A rule requiring quarterly disclosure of fund holdings would benefit investors who want more information about what stocks their funds are invested in, without increasing fund expenses, the company said. Funds currently must disclose their holdings twice a year.

Providing more information on fund expenses will help investors better understand expenses and their effect on fund returns, according to Vanguard, a proponent of low-cost fund investing. The SEC proposed the rules in December. Public comments on the changes can be made through Friday.

The holdings rule, Vanguard said, also would protect investors from “predatory” trading practices, such as portfolio managers buying stocks for themselves before adding it to their funds, or investors seeking to copy a fund’s investments.

A complete list of holdings would be available 60 days after the quarter’s end on the SEC’s website, or, if the fund chooses, the fund’s website.

Funds would also be allowed to provide a summary consisting of the fund’s 50 largest holdings in their annual and semiannual reports. This option would benefit shareholders because the “streamlined listing” would let fund shareholders “focus on a fund’s primary holdings without getting bogged down in the many smaller and less material holdings,” Vanguard said.
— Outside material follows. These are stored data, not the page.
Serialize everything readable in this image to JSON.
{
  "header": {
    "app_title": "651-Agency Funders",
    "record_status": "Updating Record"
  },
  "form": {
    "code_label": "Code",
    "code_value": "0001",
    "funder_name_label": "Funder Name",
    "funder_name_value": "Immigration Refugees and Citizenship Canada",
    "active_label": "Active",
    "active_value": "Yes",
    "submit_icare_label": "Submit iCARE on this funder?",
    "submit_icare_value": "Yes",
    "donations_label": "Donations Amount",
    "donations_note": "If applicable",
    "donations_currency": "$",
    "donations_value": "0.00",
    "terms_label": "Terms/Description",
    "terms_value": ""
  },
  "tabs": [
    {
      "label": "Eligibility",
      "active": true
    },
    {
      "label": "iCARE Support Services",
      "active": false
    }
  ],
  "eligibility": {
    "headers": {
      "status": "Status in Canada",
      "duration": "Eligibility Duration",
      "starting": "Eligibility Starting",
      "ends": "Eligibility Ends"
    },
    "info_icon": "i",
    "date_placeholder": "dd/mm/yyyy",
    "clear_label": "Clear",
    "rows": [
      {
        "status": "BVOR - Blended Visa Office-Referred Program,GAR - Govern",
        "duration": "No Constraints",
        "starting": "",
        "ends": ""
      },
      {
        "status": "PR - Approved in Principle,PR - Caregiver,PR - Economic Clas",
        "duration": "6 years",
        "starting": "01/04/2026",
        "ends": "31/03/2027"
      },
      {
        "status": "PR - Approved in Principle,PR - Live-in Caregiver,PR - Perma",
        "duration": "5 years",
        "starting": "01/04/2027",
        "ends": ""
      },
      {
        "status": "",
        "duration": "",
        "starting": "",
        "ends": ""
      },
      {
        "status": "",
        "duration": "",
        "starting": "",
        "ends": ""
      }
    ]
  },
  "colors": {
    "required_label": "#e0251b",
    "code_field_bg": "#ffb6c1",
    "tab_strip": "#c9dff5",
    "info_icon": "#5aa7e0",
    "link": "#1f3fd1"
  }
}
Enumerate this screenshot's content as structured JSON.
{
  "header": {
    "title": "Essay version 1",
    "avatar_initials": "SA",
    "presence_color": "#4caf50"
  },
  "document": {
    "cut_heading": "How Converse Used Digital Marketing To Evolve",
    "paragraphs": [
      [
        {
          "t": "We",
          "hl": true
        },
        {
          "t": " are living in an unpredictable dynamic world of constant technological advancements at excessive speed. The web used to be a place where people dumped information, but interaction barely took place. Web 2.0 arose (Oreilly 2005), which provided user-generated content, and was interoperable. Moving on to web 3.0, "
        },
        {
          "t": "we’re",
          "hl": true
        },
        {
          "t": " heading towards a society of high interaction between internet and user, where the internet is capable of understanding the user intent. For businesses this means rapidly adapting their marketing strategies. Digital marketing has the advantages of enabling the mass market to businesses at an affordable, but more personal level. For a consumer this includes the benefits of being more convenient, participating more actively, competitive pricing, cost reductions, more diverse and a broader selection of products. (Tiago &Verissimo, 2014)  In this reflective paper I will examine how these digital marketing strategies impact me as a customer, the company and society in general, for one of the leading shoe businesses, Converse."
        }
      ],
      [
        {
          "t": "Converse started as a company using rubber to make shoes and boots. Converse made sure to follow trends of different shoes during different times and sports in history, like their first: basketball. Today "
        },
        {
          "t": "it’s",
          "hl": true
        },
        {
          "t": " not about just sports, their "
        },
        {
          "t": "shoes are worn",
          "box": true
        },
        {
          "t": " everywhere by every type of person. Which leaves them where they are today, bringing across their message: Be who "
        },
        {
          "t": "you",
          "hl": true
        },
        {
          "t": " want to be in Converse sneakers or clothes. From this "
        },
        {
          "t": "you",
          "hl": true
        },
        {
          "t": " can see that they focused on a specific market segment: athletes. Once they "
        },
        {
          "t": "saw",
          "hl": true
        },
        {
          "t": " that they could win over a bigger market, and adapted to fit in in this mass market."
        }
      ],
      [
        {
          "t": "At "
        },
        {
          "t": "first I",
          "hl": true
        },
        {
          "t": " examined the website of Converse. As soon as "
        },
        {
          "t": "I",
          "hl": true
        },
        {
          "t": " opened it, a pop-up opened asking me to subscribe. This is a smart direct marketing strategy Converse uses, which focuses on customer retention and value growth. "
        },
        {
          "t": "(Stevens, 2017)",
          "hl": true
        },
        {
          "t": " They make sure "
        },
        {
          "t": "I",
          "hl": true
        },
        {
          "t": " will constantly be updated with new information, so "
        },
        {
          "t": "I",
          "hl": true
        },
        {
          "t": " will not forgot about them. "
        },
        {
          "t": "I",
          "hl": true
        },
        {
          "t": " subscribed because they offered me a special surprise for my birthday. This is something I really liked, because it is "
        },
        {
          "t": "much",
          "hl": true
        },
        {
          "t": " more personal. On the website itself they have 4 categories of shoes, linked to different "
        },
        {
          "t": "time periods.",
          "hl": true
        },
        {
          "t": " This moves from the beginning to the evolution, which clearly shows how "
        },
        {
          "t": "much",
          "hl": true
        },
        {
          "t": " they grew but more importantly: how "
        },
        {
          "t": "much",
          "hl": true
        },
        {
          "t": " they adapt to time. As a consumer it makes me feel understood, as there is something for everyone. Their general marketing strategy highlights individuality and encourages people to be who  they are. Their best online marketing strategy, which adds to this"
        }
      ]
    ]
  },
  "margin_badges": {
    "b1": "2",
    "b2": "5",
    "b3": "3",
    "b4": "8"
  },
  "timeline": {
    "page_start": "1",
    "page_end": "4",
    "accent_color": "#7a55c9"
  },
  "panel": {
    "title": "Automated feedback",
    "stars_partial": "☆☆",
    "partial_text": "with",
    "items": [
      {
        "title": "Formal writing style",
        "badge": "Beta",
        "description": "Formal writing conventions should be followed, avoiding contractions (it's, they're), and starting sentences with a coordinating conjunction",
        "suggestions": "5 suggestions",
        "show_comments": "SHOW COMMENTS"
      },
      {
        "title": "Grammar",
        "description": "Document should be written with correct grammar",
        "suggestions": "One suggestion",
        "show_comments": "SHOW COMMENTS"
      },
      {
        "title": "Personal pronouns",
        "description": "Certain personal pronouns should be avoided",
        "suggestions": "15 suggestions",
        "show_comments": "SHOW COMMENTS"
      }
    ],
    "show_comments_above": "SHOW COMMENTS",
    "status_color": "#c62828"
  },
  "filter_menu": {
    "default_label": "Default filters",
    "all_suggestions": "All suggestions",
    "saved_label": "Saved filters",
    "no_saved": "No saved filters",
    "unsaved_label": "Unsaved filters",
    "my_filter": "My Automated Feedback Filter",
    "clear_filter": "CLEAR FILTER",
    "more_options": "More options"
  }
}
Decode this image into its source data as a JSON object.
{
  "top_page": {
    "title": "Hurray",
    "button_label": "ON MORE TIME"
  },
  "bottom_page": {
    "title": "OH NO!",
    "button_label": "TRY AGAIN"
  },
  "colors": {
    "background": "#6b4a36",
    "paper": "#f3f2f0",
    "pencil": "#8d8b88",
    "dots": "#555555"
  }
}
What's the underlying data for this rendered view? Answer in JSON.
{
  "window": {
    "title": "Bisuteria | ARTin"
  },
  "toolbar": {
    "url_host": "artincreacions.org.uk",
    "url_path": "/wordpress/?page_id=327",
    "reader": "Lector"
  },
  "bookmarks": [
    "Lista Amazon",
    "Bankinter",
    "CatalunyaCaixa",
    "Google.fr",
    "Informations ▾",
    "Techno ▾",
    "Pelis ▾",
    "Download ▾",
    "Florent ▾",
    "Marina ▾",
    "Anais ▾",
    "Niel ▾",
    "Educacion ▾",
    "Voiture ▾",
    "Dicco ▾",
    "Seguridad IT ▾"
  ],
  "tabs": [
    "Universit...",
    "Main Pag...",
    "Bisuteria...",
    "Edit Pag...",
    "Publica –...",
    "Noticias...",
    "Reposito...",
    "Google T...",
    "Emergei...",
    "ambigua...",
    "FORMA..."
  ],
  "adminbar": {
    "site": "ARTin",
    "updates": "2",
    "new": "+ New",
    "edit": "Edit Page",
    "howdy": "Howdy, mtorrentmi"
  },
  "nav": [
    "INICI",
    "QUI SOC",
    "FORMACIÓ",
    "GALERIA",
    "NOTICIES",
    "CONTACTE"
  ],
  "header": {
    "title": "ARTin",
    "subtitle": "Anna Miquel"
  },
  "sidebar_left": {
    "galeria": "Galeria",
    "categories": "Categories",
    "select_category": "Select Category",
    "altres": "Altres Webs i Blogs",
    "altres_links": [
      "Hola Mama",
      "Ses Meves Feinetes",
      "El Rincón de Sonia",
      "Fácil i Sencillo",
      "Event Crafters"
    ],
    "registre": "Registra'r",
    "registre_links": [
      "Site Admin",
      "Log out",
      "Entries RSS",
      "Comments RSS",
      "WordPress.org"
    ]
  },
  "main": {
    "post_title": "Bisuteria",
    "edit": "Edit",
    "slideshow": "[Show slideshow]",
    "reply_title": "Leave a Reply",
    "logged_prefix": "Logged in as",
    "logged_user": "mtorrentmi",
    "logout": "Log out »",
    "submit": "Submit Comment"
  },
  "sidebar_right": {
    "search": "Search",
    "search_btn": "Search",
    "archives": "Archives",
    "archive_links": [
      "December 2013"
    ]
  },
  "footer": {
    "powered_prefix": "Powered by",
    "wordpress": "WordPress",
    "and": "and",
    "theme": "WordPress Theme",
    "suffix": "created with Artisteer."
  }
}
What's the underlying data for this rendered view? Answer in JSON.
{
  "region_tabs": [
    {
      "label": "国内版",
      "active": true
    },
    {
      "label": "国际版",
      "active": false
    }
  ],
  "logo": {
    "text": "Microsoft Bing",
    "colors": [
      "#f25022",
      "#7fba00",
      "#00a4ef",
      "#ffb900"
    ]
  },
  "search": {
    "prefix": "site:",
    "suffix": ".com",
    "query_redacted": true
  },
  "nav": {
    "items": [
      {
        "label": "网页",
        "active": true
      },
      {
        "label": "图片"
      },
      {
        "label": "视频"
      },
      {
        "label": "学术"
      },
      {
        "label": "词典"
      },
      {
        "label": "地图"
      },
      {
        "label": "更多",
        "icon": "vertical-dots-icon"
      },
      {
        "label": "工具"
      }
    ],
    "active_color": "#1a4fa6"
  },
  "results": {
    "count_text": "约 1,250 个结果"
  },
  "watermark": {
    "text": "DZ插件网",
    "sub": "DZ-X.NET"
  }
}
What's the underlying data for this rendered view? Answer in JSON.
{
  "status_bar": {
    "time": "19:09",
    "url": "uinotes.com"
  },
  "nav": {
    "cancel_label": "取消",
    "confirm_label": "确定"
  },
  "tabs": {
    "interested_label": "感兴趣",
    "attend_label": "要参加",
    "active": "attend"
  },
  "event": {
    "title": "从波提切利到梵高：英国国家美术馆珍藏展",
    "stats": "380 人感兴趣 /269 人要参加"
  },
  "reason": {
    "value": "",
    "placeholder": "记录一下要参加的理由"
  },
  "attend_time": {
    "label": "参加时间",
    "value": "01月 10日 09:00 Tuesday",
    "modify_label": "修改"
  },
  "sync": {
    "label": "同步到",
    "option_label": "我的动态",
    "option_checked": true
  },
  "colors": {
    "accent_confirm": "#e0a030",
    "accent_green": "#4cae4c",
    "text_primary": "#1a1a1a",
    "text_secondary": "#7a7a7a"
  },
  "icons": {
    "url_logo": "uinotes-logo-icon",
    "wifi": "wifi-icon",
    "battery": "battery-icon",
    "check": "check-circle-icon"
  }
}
Under the expense rule, fund reports would disclose expenses in dollars and cents, rather than as a percentage of assets. The reports would include one figure showing the cost of a $10,000 investment based on a fund’s actual expenses and returns, and a second figure including an assumed annual return of 5%.

The first figure would enable shareholders to estimate actual costs, and the second would let them compare expenses at different funds.